Building the digital classroom of the future

Lynsey Jenkins discusses gamification and the ‘device mesh’ in edtech

The conversation surrounding educational technology is rather crowded, and advances in school structures and technology mean that a whole new raft of ideas and methods are hailed as the ‘next wave’ of education.

How these technologies are adopted by schools and universities is sure to make a significant difference to the next generation. With many jobs now heavily reliant on IT skills, it is imperative that the UK has a curriculum that allows its pupils to pick up the necessary skills and expertise needed for moving into employment.

Two of the many themes that are currently being discussed in the sector are gamification and the idea of the ‘device mesh’. Below, we look at what these are, and the importance of ensuring schools are equipped to take advantage of them.
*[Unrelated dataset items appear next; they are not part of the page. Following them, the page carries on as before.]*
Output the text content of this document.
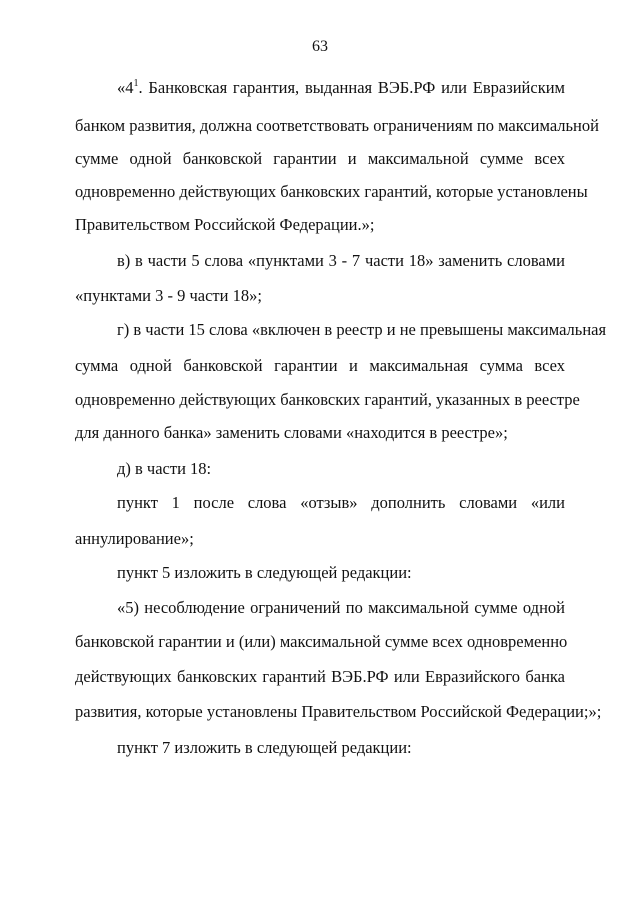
63
«$4^1$. Банковская гарантия, выданная ВЭБ.РФ или Евразийским
банком развития, должна соответствовать ограничениям по максимальной
сумме одной банковской гарантии и максимальной сумме всех
одновременно действующих банковских гарантий, которые установлены
Правительством Российской Федерации.»;
в) в части 5 слова «пунктами 3 - 7 части 18» заменить словами
«пунктами 3 - 9 части 18»;
г) в части 15 слова «включен в реестр и не превышены максимальная
сумма одной банковской гарантии и максимальная сумма всех
одновременно действующих банковских гарантий, указанных в реестре
для данного банка» заменить словами «находится в реестре»;
д) в части 18:
пункт 1 после слова «отзыв» дополнить словами «или
аннулирование»;
пункт 5 изложить в следующей редакции:
«5) несоблюдение ограничений по максимальной сумме одной
банковской гарантии и (или) максимальной сумме всех одновременно
действующих банковских гарантий ВЭБ.РФ или Евразийского банка
развития, которые установлены Правительством Российской Федерации;»;
пункт 7 изложить в следующей редакции:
Fundamentally, gamification is applying game-like principles to education to drive students to perform better and see tangible targets to their learning. A basic example is setting up an online points system for maths tests that can be traded in for extra break time. As virtual and augmented reality and interactive aids such as smart whiteboards are brought into the conversation, there is no end to where gamification could lead.

Gamification gives students context to what they are learning. Scoring highly in an ICT test is all well and good, but what if results equalled points that could be used to purchase components for a Raspberry Pi system? Students would not just learn the skills they need, but also see them practically applied.
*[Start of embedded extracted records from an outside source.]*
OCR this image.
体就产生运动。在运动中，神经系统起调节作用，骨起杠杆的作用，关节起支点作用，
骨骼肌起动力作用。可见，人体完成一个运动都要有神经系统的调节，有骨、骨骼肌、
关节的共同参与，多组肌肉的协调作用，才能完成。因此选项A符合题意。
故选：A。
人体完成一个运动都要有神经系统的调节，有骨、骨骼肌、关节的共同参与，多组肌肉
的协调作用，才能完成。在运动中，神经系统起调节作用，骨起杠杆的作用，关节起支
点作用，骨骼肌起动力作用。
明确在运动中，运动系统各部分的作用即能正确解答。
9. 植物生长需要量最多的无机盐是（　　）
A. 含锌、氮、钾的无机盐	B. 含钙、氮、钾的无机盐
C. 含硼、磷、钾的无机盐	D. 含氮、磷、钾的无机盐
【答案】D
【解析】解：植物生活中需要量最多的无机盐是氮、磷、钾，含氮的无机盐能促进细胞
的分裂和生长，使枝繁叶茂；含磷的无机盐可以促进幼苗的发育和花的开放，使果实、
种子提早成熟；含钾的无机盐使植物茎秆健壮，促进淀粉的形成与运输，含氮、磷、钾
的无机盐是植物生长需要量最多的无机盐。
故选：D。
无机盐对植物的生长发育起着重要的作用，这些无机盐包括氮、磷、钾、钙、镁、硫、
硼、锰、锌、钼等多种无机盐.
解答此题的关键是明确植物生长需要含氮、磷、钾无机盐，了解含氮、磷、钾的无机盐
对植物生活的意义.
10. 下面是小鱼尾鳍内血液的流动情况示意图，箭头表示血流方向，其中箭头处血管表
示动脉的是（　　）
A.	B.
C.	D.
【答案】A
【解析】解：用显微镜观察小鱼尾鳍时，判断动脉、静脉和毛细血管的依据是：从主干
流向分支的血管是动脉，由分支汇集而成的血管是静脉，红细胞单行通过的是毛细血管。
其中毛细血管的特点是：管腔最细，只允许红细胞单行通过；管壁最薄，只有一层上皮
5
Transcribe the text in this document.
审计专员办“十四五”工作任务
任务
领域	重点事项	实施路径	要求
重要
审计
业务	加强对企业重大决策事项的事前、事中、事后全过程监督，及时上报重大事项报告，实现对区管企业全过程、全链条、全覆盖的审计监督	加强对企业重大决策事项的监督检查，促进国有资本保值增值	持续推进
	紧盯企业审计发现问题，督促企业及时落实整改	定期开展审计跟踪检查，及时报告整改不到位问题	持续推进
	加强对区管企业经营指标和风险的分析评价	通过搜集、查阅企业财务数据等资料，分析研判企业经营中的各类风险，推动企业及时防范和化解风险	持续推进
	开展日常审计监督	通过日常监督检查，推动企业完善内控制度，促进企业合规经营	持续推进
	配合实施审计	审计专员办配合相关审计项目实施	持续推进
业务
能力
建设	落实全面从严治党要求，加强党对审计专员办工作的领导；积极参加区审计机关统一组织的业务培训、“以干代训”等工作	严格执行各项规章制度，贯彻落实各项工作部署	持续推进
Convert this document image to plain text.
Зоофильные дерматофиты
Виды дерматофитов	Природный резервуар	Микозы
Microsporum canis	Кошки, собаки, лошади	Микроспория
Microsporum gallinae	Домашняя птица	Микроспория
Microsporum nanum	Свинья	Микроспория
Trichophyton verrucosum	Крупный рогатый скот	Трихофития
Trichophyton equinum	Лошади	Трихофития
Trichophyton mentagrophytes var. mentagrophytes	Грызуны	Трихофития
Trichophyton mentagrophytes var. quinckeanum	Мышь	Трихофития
The most apparent issue with gamification is making sure its implementation is correct – if the gamification system becomes expensive or begins to detract from the process of learning then it will be swiftly rejected. It’s important to remember that gamification is an addition to the classroom – good teachers are still needed to drive it as a concept and ensure that it delivers results. Moreover, teachers must be equipped with the right skills to deliver such additions to the curriculum.

Device mesh

The device mesh is a term for the expanding ways in which people access applications and information. This also covers how we communicate with each other across the internet on both a personal and organisational level. In 2016, the conversation has moved on from smartphones to encompass wearables, school and university-based cloud systems and even online-enabled transport.

It is predicted that the interaction – or mesh – of these devices is set to become more and more interconnected as both the number and ability of these devices continues to expand. In modern technology there is a real emphasis on instant connectivity; an ability to access information as quick as needed and wherever you request it. Schools are one of the areas where the device mesh is taking hold through systems such as notebooks and iPads for students to work on, but it is still very much in its infancy.

The idea of this web of connected devices looks to allow students the ability to access their work on different platforms, both when at home and within the physical structure of their school, college or university. It is important to note that the device mesh will demand careful management as it moves forward to being a fully realised premise, with data accessibility and security key components to be managed. Data privacy must be built in to these devices, but for schools physical security must also be front and centre. You can have students working on tablets and laptops currently, but without secure storage, charging and cloud syncing being considered this could lead to many problems. The physical design of both school buildings and classrooms will need to accommodate this idea if it is to be successful for future establishments.

Making sure digital is practical

Gamification and the device mesh are just two examples of a raft of technology-based trends that are being considered in education, across the breadth of the industry. But the technology is only part of the journey: for it to be fully successful, we also need to make sure that these ideas are implemented correctly on a practical basis. It isn’t enough that people are now taking science lessons in virtual reality. Schools must also consider if the devices are secure enough for pupils to use; that they can be accommodated within the school and kept safe; and most importantly that this has a clear benefit to learning and is within the organisation’s means to support.

But as long as technology is carefully implemented, deployed and monitored in a method that enhances the expertise of skilled teachers and the curriculum, then a fully realised digital classroom could be closer than we think.